NG: Como as políticas governamentais afetaram a indústria de laticínios no Brasil?
Fernanda: Os produtores defendem a necessidade de políticas específicas para auxiliar o setor. Há vários grupos de trabalho interministeriais em conjunto com entidades representativas propondo o desenvolvimento de políticas públicas que possam minimizar os efeitos da crise, tais como a criação de linhas de crédito para refinanciamento de dívidas, aumento de crédito de PIS/Cofins para compra de insumos, criação de um fundo social para o desenvolvimento da cadeia produtiva, entre outros. A produção de leite sempre foi considerada uma fonte importante de renda para a agricultura familiar, no entanto, na atual conjuntura, esses pequenos agricultores estão deixando suas atividades produtivas, implicando em êxodo rural, o que também preocupa na questão de renda e sobrevivência destes produtores.

NG: Quais estratégias econômicas podem ser adotadas para reverter a queda na produção de leite?

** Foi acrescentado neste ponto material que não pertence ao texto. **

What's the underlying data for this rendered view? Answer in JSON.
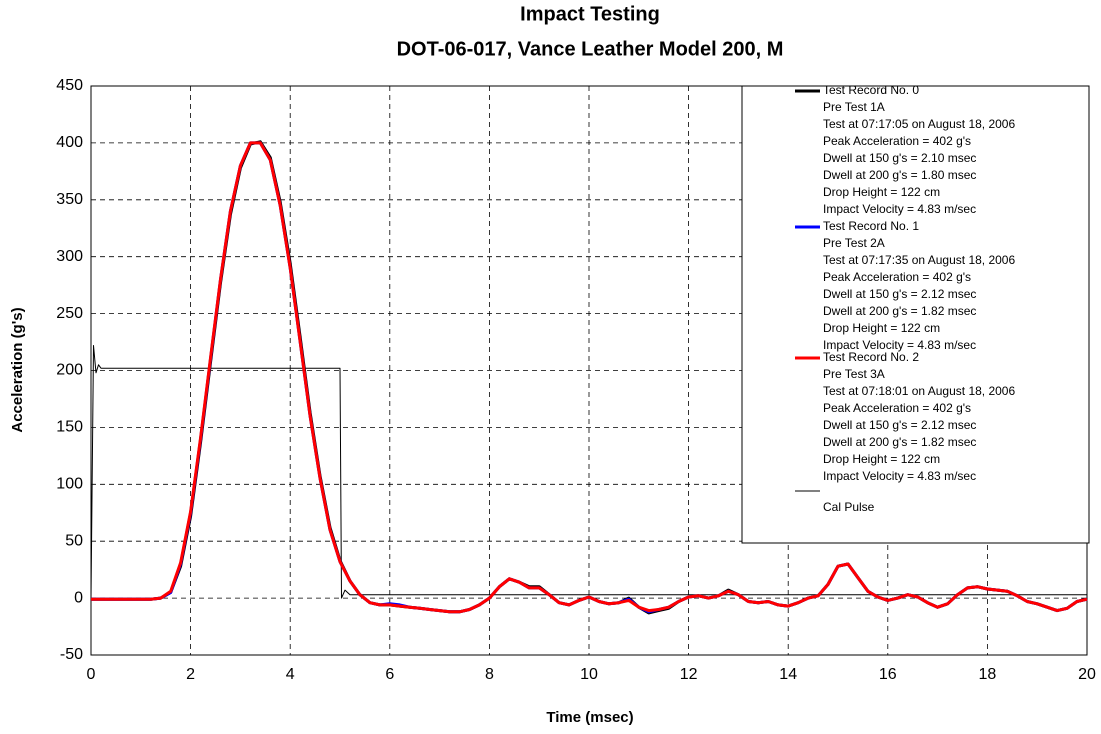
{
  "chart_data": {
    "type": "line",
    "title": "Impact Testing",
    "subtitle": "DOT-06-017, Vance Leather Model 200, M",
    "x_label": "Time (msec)",
    "y_label": "Acceleration (g's)",
    "xlim": [
      0,
      20
    ],
    "xticks": [
      0,
      2,
      4,
      6,
      8,
      10,
      12,
      14,
      16,
      18,
      20
    ],
    "ylim": [
      -50,
      450
    ],
    "yticks": [
      -50,
      0,
      50,
      100,
      150,
      200,
      250,
      300,
      350,
      400,
      450
    ],
    "grid": true,
    "legend": "upper right",
    "x": [
      0,
      0.2,
      0.4,
      0.6,
      0.8,
      1,
      1.2,
      1.4,
      1.6,
      1.8,
      2,
      2.2,
      2.4,
      2.6,
      2.8,
      3,
      3.2,
      3.4,
      3.6,
      3.8,
      4,
      4.2,
      4.4,
      4.6,
      4.8,
      5,
      5.2,
      5.4,
      5.6,
      5.8,
      6,
      6.2,
      6.4,
      6.6,
      6.8,
      7,
      7.2,
      7.4,
      7.6,
      7.8,
      8,
      8.2,
      8.4,
      8.6,
      8.8,
      9,
      9.2,
      9.4,
      9.6,
      9.8,
      10,
      10.2,
      10.4,
      10.6,
      10.8,
      11,
      11.2,
      11.4,
      11.6,
      11.8,
      12,
      12.2,
      12.4,
      12.6,
      12.8,
      13,
      13.2,
      13.4,
      13.6,
      13.8,
      14,
      14.2,
      14.4,
      14.6,
      14.8,
      15,
      15.2,
      15.4,
      15.6,
      15.8,
      16,
      16.2,
      16.4,
      16.6,
      16.8,
      17,
      17.2,
      17.4,
      17.6,
      17.8,
      18,
      18.2,
      18.4,
      18.6,
      18.8,
      19,
      19.2,
      19.4,
      19.6,
      19.8,
      20
    ],
    "series": [
      {
        "name": "Test Record No. 0",
        "color": "#000000",
        "details": [
          "Pre Test 1A",
          "Test at 07:17:05 on August 18, 2006",
          "Peak Acceleration = 402 g's",
          "Dwell at 150 g's = 2.10 msec",
          "Dwell at 200 g's = 1.80 msec",
          "Drop Height = 122 cm",
          "Impact Velocity = 4.83 m/sec"
        ],
        "values": [
          -1,
          -1,
          -1,
          -1,
          -1,
          -1,
          -1,
          0,
          5,
          28,
          72,
          137,
          207,
          277,
          337,
          378,
          399,
          401,
          387,
          348,
          294,
          229,
          163,
          107,
          62,
          33,
          15,
          3,
          -4,
          -6,
          -6,
          -7,
          -8,
          -9,
          -10,
          -11,
          -12,
          -12,
          -10,
          -6,
          0,
          10,
          17,
          14,
          10,
          10,
          3,
          -4,
          -6,
          -2,
          1,
          -3,
          -5,
          -4,
          0,
          -8,
          -13,
          -11,
          -9,
          -3,
          1,
          2,
          0,
          2,
          7,
          3,
          -3,
          -4,
          -3,
          -6,
          -7,
          -4,
          0,
          2,
          12,
          28,
          30,
          18,
          6,
          1,
          -2,
          0,
          3,
          1,
          -4,
          -8,
          -5,
          3,
          9,
          10,
          8,
          7,
          6,
          2,
          -3,
          -5,
          -8,
          -11,
          -9,
          -3,
          -1
        ]
      },
      {
        "name": "Test Record No. 1",
        "color": "#0000ff",
        "details": [
          "Pre Test 2A",
          "Test at 07:17:35 on August 18, 2006",
          "Peak Acceleration = 402 g's",
          "Dwell at 150 g's = 2.12 msec",
          "Dwell at 200 g's = 1.82 msec",
          "Drop Height = 122 cm",
          "Impact Velocity = 4.83 m/sec"
        ],
        "values": [
          -1,
          -1,
          -1,
          -1,
          -1,
          -1,
          -1,
          0,
          5,
          30,
          75,
          140,
          210,
          280,
          340,
          380,
          400,
          400,
          385,
          345,
          290,
          225,
          160,
          105,
          60,
          32,
          15,
          3,
          -4,
          -6,
          -5,
          -6,
          -8,
          -9,
          -10,
          -11,
          -12,
          -12,
          -10,
          -6,
          0,
          10,
          17,
          14,
          9,
          9,
          3,
          -4,
          -6,
          -2,
          1,
          -3,
          -5,
          -4,
          -1,
          -8,
          -12,
          -10,
          -8,
          -3,
          1,
          2,
          0,
          2,
          6,
          3,
          -3,
          -4,
          -3,
          -6,
          -7,
          -4,
          0,
          2,
          12,
          28,
          30,
          18,
          6,
          1,
          -2,
          0,
          3,
          1,
          -4,
          -8,
          -5,
          3,
          9,
          10,
          8,
          7,
          6,
          2,
          -3,
          -5,
          -8,
          -11,
          -9,
          -3,
          -1
        ]
      },
      {
        "name": "Test Record No. 2",
        "color": "#ff0000",
        "details": [
          "Pre Test 3A",
          "Test at 07:18:01 on August 18, 2006",
          "Peak Acceleration = 402 g's",
          "Dwell at 150 g's = 2.12 msec",
          "Dwell at 200 g's = 1.82 msec",
          "Drop Height = 122 cm",
          "Impact Velocity = 4.83 m/sec"
        ],
        "values": [
          -1,
          -1,
          -1,
          -1,
          -1,
          -1,
          -1,
          0,
          6,
          31,
          76,
          141,
          211,
          280,
          340,
          380,
          400,
          400,
          385,
          345,
          290,
          225,
          160,
          105,
          60,
          32,
          15,
          3,
          -4,
          -6,
          -6,
          -7,
          -8,
          -9,
          -10,
          -11,
          -12,
          -12,
          -10,
          -6,
          0,
          10,
          17,
          14,
          9,
          9,
          3,
          -4,
          -6,
          -2,
          1,
          -3,
          -5,
          -4,
          -2,
          -8,
          -11,
          -10,
          -8,
          -3,
          1,
          2,
          0,
          2,
          6,
          3,
          -3,
          -4,
          -3,
          -6,
          -7,
          -4,
          0,
          2,
          12,
          28,
          30,
          18,
          6,
          1,
          -2,
          0,
          3,
          1,
          -4,
          -8,
          -5,
          3,
          9,
          10,
          8,
          7,
          6,
          2,
          -3,
          -5,
          -8,
          -11,
          -9,
          -3,
          -1
        ]
      },
      {
        "name": "Cal Pulse",
        "color": "#000000",
        "x": [
          0,
          0.05,
          0.1,
          0.15,
          0.2,
          0.3,
          5.0,
          5.03,
          5.1,
          5.2,
          20
        ],
        "values": [
          0,
          222,
          198,
          205,
          202,
          202,
          202,
          0,
          7,
          3,
          3
        ]
      }
    ]
  }
}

Fernanda: Para melhorar a produção de leite, é importante viabilizar a redução de custos, ou melhorar o preço pago, de modo que o produtor rural consiga viabilizar a sua produção e não incorra em prejuízos. Os principais custos da atividade estão associados a alimentação dos animais, aspectos de sanidade e reprodução, combustíveis, mão de obra, sendo que muitas destes enquadram-se em grupos de commodities com preços fixados internacionalmente. Desde o início da pandemia do Covid + Guerra Rússia x Ucrânia esses preços dispararam, por isso, destaca-se a importância do desenvolvimento de políticas públicas que amenizem a situação. Quanto ao preço pago, este é definido pelo mercado de oferta x demanda – quanto maior a oferta para a demanda, menores os preços, e é nesta questão que impacta o elevado volume de importações. As importações tem contribuído para a redução dos preços, logo os produtores defendem a necessidade de rever o acordo do Mercosul ou rever as políticas internas para melhorar a competitividade dos produtores locais.